What is the length of the ceiling joist that is bearing \ setting
on the ledgers strips ?.........If you do not have a minimum of
1-1/2", then joist hangers are required [  *RE:* `15 IRC, Section
R606.6.3.1  & Figure R602.7.2  ]........Also, do you have
blocking in between each ceiling joist to prevent rotation ?

The 3" inch screws do not tell us anything......Are they approved
by the AHJ for use in this application, versus nails ?....Screws
can very easily be over-torqued and break off the heads.

*9 = 9 = 9 = 9*


----------



## ICE

Flexo said:


> See R802.6 the ends of ceiling joists shall have not less than 1.5" of bearing on wood or metal.

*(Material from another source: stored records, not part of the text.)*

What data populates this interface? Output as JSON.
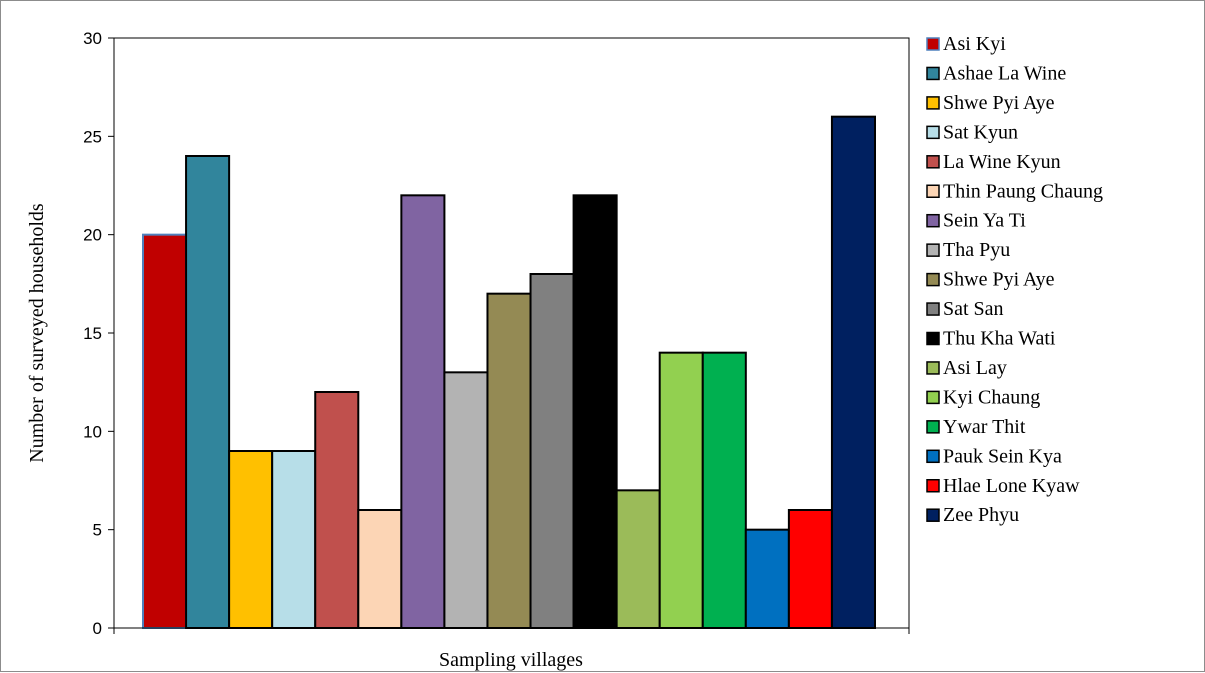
{
  "chart_data": {
    "type": "bar",
    "title": "",
    "xlabel": "Sampling villages",
    "ylabel": "Number of surveyed households",
    "ylim": [
      0,
      30
    ],
    "yticks": [
      0,
      5,
      10,
      15,
      20,
      25,
      30
    ],
    "grid": false,
    "legend_position": "right",
    "series": [
      {
        "name": "Asi Kyi",
        "value": 20,
        "color": "#C00000",
        "edge": "#4F81BD"
      },
      {
        "name": "Ashae La Wine",
        "value": 24,
        "color": "#31859C",
        "edge": "#000000"
      },
      {
        "name": "Shwe Pyi Aye",
        "value": 9,
        "color": "#FFC000",
        "edge": "#000000"
      },
      {
        "name": "Sat Kyun",
        "value": 9,
        "color": "#B7DEE8",
        "edge": "#000000"
      },
      {
        "name": "La Wine Kyun",
        "value": 12,
        "color": "#C0504D",
        "edge": "#000000"
      },
      {
        "name": "Thin Paung Chaung",
        "value": 6,
        "color": "#FCD5B5",
        "edge": "#000000"
      },
      {
        "name": "Sein Ya Ti",
        "value": 22,
        "color": "#8064A2",
        "edge": "#000000"
      },
      {
        "name": "Tha Pyu",
        "value": 13,
        "color": "#B3B3B3",
        "edge": "#000000"
      },
      {
        "name": "Shwe Pyi Aye",
        "value": 17,
        "color": "#948A54",
        "edge": "#000000"
      },
      {
        "name": "Sat San",
        "value": 18,
        "color": "#808080",
        "edge": "#000000"
      },
      {
        "name": "Thu Kha Wati",
        "value": 22,
        "color": "#000000",
        "edge": "#000000"
      },
      {
        "name": "Asi Lay",
        "value": 7,
        "color": "#9BBB59",
        "edge": "#000000"
      },
      {
        "name": "Kyi Chaung",
        "value": 14,
        "color": "#92D050",
        "edge": "#000000"
      },
      {
        "name": "Ywar Thit",
        "value": 14,
        "color": "#00B050",
        "edge": "#000000"
      },
      {
        "name": "Pauk Sein Kya",
        "value": 5,
        "color": "#0070C0",
        "edge": "#000000"
      },
      {
        "name": "Hlae Lone Kyaw",
        "value": 6,
        "color": "#FF0000",
        "edge": "#000000"
      },
      {
        "name": "Zee Phyu",
        "value": 26,
        "color": "#002060",
        "edge": "#000000"
      }
    ]
  }
}
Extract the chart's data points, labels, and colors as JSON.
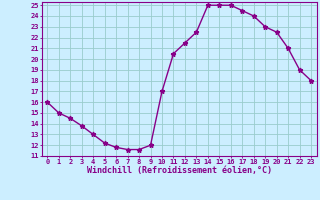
{
  "x": [
    0,
    1,
    2,
    3,
    4,
    5,
    6,
    7,
    8,
    9,
    10,
    11,
    12,
    13,
    14,
    15,
    16,
    17,
    18,
    19,
    20,
    21,
    22,
    23
  ],
  "y": [
    16,
    15,
    14.5,
    13.8,
    13,
    12.2,
    11.8,
    11.6,
    11.6,
    12,
    17,
    20.5,
    21.5,
    22.5,
    25,
    25,
    25,
    24.5,
    24,
    23,
    22.5,
    21,
    19,
    18
  ],
  "xlabel": "Windchill (Refroidissement éolien,°C)",
  "ylim": [
    11,
    25
  ],
  "xlim": [
    -0.5,
    23.5
  ],
  "yticks": [
    11,
    12,
    13,
    14,
    15,
    16,
    17,
    18,
    19,
    20,
    21,
    22,
    23,
    24,
    25
  ],
  "xticks": [
    0,
    1,
    2,
    3,
    4,
    5,
    6,
    7,
    8,
    9,
    10,
    11,
    12,
    13,
    14,
    15,
    16,
    17,
    18,
    19,
    20,
    21,
    22,
    23
  ],
  "line_color": "#880088",
  "marker": "*",
  "markersize": 3.5,
  "bg_color": "#cceeff",
  "grid_color": "#99cccc",
  "tick_label_color": "#880088",
  "xlabel_color": "#880088",
  "font_family": "monospace",
  "tick_fontsize": 5.0,
  "xlabel_fontsize": 6.0,
  "linewidth": 1.0
}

_R802.6 Bearing. The ends of each rafter or ceiling joist shall have not less than 11/2 inches of bearing on wood or metal and not less than 3 inches on masonry or concrete. The bearing on masonry or concrete shall be direct, or a sill plate of 2-inch minimum nominal thickness shall be provided under the rafter or ceiling joist. The sill plate shall provide a minimum nominal bearing area of 48 square inches. 
_
As soon as I hear the word screws I figure that you are screwed.  Maybe it's wrong of me but I immediately wonder what kind of screw.  Then you tell me and I wonder if that screw is good enough. I just don't like screws.  Unless it's floor sheathing.....then I like screws more than nails.....oh and glue.....don't forget the glue.

The first house that I ever built has roof sheathing that will never come off.  LOL  I was quite young and had zero experience....   I came to California from Illinois so of course the house was overbuilt.    Well I had left over glue soooooo......that's one roof that will never squeak.


----------



## Mike F.

north star said:


> *@ ~ @ ~ @*
> 
> Mike F.,
> 
> Welcome to The Building Codes Forum !
> 
> What is the length of the ceiling joist that is bearing \ setting
> on the ledgers strips ?.........If you do not have a minimum of
> 1-1/2", then joist hangers are required [  *RE:* `15 IRC, Section
> R606.6.3.1  & Figure R602.7.2  ]........Also, do you have
> blocking in between each ceiling joist to prevent rotation ?
> 
> The 3" inch screws do not tell us anything......Are they approved
> by the AHJ for use in this application, versus nails ?....Screws
> can very easily be over-torqued and break off the heads.
> 
> *9 = 9 = 9 = 9*


We plan on strapping the entire ceiling with 1x3s.  Would that eliminate the need for bracing/blocking?  I'm not 100% sure about the screws but they are designated as framing type screws.  I looked at figure R602.7.2. In the 2012 IRC that depicts a typical wood structural panel box header const., I'm not sure how this relates to my question?  Also, the ledger that we are attaching the ceiling joists to is vertical ( not layed flat ). It is lagged into solid material below the existing floor assembly.  So, either we just toe screw the ceiling joists or add the hangers.


----------



## ICE

The joist are 9' long.  Even if you used drywall screws it's not going to fail.  But then you didn't ask that question.....you asked what the code requires.  There's a whole 'nuther code section for the lags.


----------



## Mike F.

Mike F. said:


> We plan on strapping the entire ceiling with 1x3s.  Would that eliminate the need for bracing/blocking?  I'm not 100% sure about the screws but they are designated as framing type screws.  I looked at figure R602.7.2. In the 2012 IRC that depicts a typical wood structural panel box header const., I'm not sure how this relates to my question?  Also, the ledger that we are attaching the ceiling joists to is vertical ( not layed flat ). It is lagged into solid material below the existing floor assembly.  So, either we just toe screw the ceiling joists or add the hangers.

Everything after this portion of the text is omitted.